I was in Mallorca, supposedly enjoying the scenic views as we descended the mountain towards a dinner about which I had unhappily muttered to my companions, "This better be freaking awesome." The sun was going down, which meant that the way back to main road would be through starry blackness. There were no guard rails and we were Americans unused to using manual transmission.
No one else seemed fazed by the situation, and I'll admit that that particular view of the sun setting over the Mediterranean is one of the most stunning I've ever seen. Dinner, in the only restaurant in the port, was, well, freaking awesome. Still, the trip home was always hovering in the back of my mind.
After we'd finished dessert and coffee and I was verging on panic, a bottle landed on our table. It was large—at least a liter—and it was filled with greenish liquid and a variety of herbs.
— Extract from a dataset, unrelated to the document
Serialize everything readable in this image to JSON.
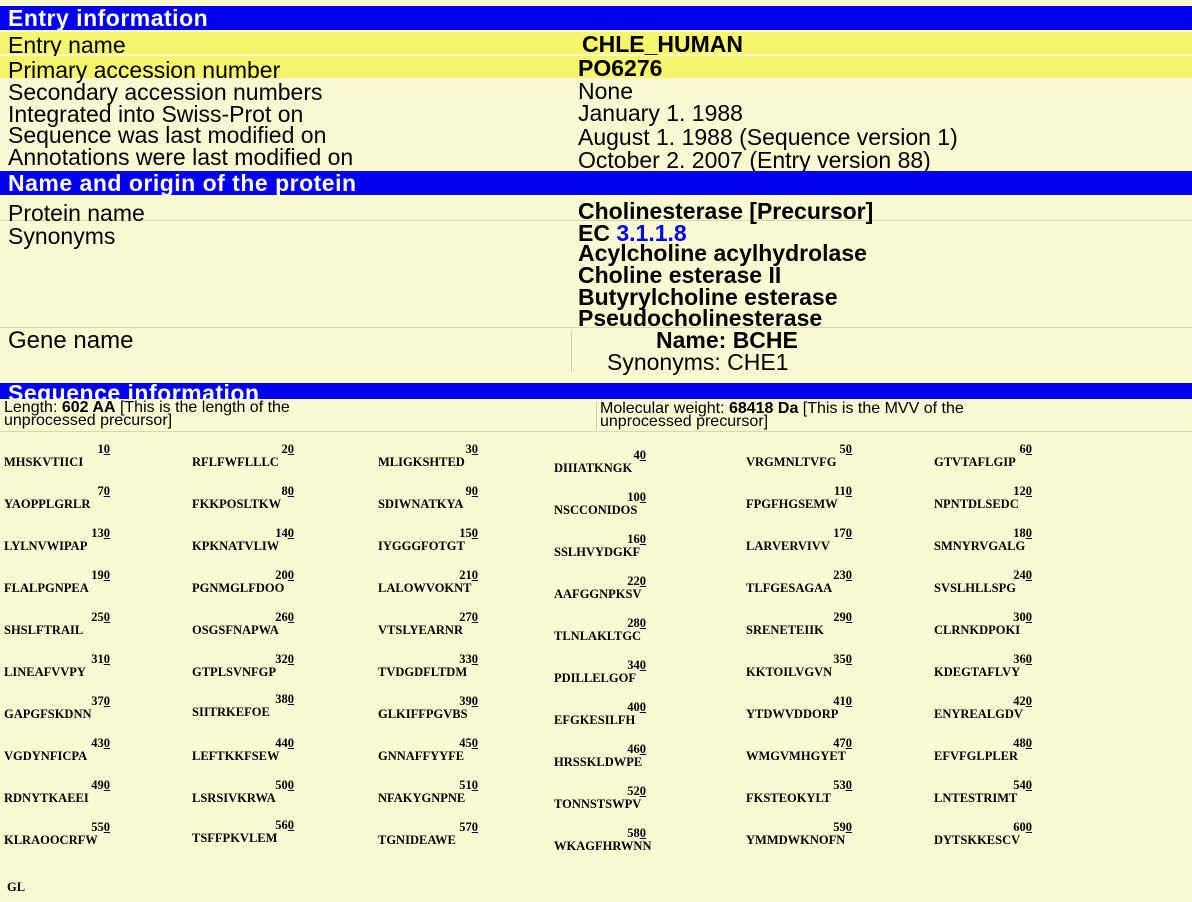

It was hierbas: a popular, highly alcoholic Spanish after-dinner drink. We were invited to dig in. Dig in I did, and the ride back up the mountain was blissfully fuzzy. As I drank myself some courage, I also nibbled on a plate of anise flavored cookies. It was a powerful one-two punch of alcohol and licorice that stuck with me the next day.
When I saw the recipe for anise cookies in Rustica, my newest Spanish cookbook, I knew I had to make them. These cookies are crisp, with an additional crunch from the whole fennel seeds that are distributed throughout the dough. As I couldn't find a Spanish brand of anise liqueur, I used Sambuca. The cookies have a powerful, distinct licorice flavor from the booze that's emphasized every time you crunch down on a fennel seed.
I'll be blunt: you have to really like anise to like these cookies. They feel a little like a digestive—a little sweet, herbal something to nibble on after dinner. Or before the ride home.